In 2022, Nature published a study echoing this increase. An analysis of data from several countries, including Australia and England, found that common types of cancer are increasingly diagnosed in individuals under 50. An “early-onset cancer epidemic” was described by researchers.

“The rise in early-onset cancer diagnoses is a concerning trend that requires further investigation and action. It is important for individuals to be aware of the signs and symptoms of cancer, as well as the importance of regular screenings and early detection,” said Professor McMurrick. “Patients from age 40 can also consider purchasing a self-funded FOB kit after discussing the pros and cons with their doctor.
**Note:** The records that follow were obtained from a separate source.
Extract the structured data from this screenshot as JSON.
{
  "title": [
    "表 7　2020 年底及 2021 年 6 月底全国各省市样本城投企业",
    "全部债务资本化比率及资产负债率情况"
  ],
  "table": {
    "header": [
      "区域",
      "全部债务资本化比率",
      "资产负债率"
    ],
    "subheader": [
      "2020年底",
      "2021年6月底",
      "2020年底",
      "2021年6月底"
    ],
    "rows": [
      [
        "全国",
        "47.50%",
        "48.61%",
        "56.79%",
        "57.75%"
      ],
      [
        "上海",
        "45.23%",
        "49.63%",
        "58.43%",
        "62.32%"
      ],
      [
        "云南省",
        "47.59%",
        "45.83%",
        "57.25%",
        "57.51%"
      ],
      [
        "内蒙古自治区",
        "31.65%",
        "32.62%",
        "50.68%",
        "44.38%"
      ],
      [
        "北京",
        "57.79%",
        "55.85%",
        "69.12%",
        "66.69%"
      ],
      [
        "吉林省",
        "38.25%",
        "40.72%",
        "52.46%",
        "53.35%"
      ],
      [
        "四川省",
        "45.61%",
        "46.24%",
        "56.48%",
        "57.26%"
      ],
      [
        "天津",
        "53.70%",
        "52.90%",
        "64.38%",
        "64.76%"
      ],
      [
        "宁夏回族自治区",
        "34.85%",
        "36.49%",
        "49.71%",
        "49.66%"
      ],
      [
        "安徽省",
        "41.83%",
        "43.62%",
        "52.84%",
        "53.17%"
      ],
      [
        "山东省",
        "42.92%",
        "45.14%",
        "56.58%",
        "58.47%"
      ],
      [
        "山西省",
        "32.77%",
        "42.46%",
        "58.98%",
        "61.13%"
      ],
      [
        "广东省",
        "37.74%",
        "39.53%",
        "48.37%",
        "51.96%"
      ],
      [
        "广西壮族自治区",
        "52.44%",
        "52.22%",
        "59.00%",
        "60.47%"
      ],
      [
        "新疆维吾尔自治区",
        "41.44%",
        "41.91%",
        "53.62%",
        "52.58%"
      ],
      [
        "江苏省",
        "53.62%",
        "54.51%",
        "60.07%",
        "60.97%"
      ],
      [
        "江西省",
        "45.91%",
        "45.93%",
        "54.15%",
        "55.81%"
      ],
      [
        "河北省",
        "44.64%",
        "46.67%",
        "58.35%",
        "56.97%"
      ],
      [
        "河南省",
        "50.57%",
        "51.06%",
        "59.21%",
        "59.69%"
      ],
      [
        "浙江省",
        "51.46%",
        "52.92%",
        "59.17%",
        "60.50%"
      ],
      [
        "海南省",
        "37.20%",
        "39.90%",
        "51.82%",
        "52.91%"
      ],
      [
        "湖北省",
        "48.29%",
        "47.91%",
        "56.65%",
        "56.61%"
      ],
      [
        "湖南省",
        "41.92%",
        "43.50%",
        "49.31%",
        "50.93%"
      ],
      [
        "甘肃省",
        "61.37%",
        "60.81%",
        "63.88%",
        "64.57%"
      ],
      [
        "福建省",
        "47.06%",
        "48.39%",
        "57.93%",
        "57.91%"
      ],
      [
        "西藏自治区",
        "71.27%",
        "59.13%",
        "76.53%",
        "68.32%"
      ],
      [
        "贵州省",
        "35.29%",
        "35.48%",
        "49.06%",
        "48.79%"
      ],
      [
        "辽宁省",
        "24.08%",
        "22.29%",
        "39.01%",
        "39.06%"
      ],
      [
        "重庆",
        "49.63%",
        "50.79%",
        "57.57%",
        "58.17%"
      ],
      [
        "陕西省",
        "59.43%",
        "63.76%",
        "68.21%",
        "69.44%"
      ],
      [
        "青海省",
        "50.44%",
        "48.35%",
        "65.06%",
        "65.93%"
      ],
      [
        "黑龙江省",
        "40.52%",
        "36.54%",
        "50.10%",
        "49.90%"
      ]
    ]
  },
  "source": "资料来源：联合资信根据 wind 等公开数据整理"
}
National Bowel Cancer Screening Program

The National Bowel Cancer Screening Program (NBCSP) offers free screening kits to eligible individuals. In these kits, individuals collect a stool sample at home and send it to a lab for analysis. Bowel cancer can be detected by faecal occult blood (FOB) tests. Participating in this program allows individuals to make informed health decisions. Professor McMurrick said the NBCSP plays a vital role in detecting and preventing bowel cancer. “It’s important to note, that not everyone is suitable for this program. That’s why it’s important to have a conversation with your GP about your bowel cancer risk and the most appropriate screening strategy for you.”

Cabrini’s Precision Medicine

Cabrini is making a significant contribution to reducing the burden of this disease. Cabrini has been leading world-class research for decades, providing patients with the latest treatments, technologies, and innovations. “We are committed to advancing medicine and improving patient outcomes,” said Professor McMurrick.
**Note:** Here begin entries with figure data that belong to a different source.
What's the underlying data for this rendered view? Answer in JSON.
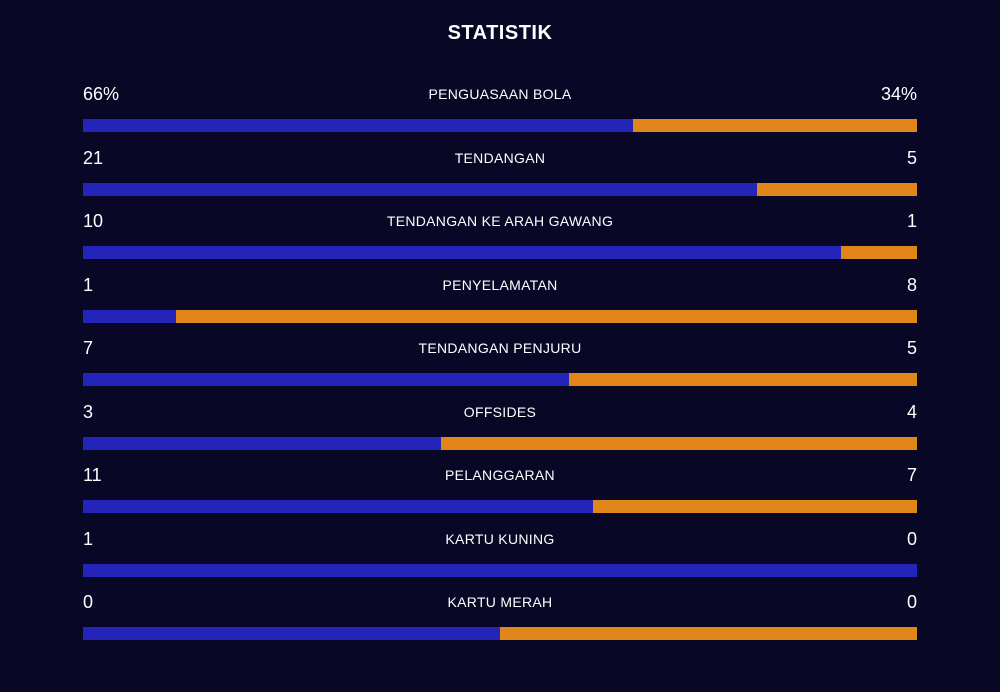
{
  "title": "STATISTIK",
  "colors": {
    "background": "#080826",
    "home": "#2424b8",
    "away": "#e0861a",
    "text": "#ffffff"
  },
  "stats": [
    {
      "label": "PENGUASAAN BOLA",
      "home": "66%",
      "away": "34%",
      "home_share": 0.66
    },
    {
      "label": "TENDANGAN",
      "home": "21",
      "away": "5",
      "home_share": 0.808
    },
    {
      "label": "TENDANGAN KE ARAH GAWANG",
      "home": "10",
      "away": "1",
      "home_share": 0.909
    },
    {
      "label": "PENYELAMATAN",
      "home": "1",
      "away": "8",
      "home_share": 0.111
    },
    {
      "label": "TENDANGAN PENJURU",
      "home": "7",
      "away": "5",
      "home_share": 0.583
    },
    {
      "label": "OFFSIDES",
      "home": "3",
      "away": "4",
      "home_share": 0.429
    },
    {
      "label": "PELANGGARAN",
      "home": "11",
      "away": "7",
      "home_share": 0.611
    },
    {
      "label": "KARTU KUNING",
      "home": "1",
      "away": "0",
      "home_share": 1.0
    },
    {
      "label": "KARTU MERAH",
      "home": "0",
      "away": "0",
      "home_share": 0.5
    }
  ]
}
Traditional cancer treatment has been based on the type and location of the cancer.  Professor McMurrick explained that precision oncology respects the uniqueness of every cancer patient. According to the genetic makeup of the tumour, “we can tailor treatment plans to target cancer cells more effectively while doing minimal damage to healthy tissues.” According to the Professor, “Precision Medicine at Cabrini will revolutionise cancer care in the future.”

Cabrini Monash Colorectal Neoplasia Database

The Cabrini Monash Colorectal Neoplasia Database (CMCND) represents a paradigm shift in healthcare delivery, offering patients unprecedented access to targeted therapies and clinical trials that hold the potential to improve health outcomes. The Database was established by Professor McMurrick in 2010 as Australia’s first internet-based colorectal neoplasia database and funded by Let’s Beat Bowel Cancer.

The CMCND contains comprehensive patient information, including family history, genetic abnormalities, and co-morbidities. The Database helps researchers and medical professionals understand colorectal cancer genetics, treatment options, and patient outcomes. Personalised treatment plans can be developed using the knowledge gained.

The Colorectal Surgical Society of Australia and New Zealand adopted the Database in 2013 as the Binational Colorectal Cancer Audit (BCCA). More than 170 sites across Australia and New Zealand contribute to the BCCA today.

In addition to shedding light on this important issue, Professor McMurrick and his team at Cabrini have made significant progress in addressing it through their research and interventions.

“At Cabrini, we are committed to pushing the boundaries of medical research and providing patients with the best possible care. Our ground-breaking research, combined with our commitment to personalised treatment, sets us apart as a leading institution in the fight against cancer,” said Professor McMurrick.

Following World Health Day, we are reminded of the ongoing battle against bowel cancer. Regardless of age, “let’s work to eliminate bowel cancer together,” added Professor McMurrick.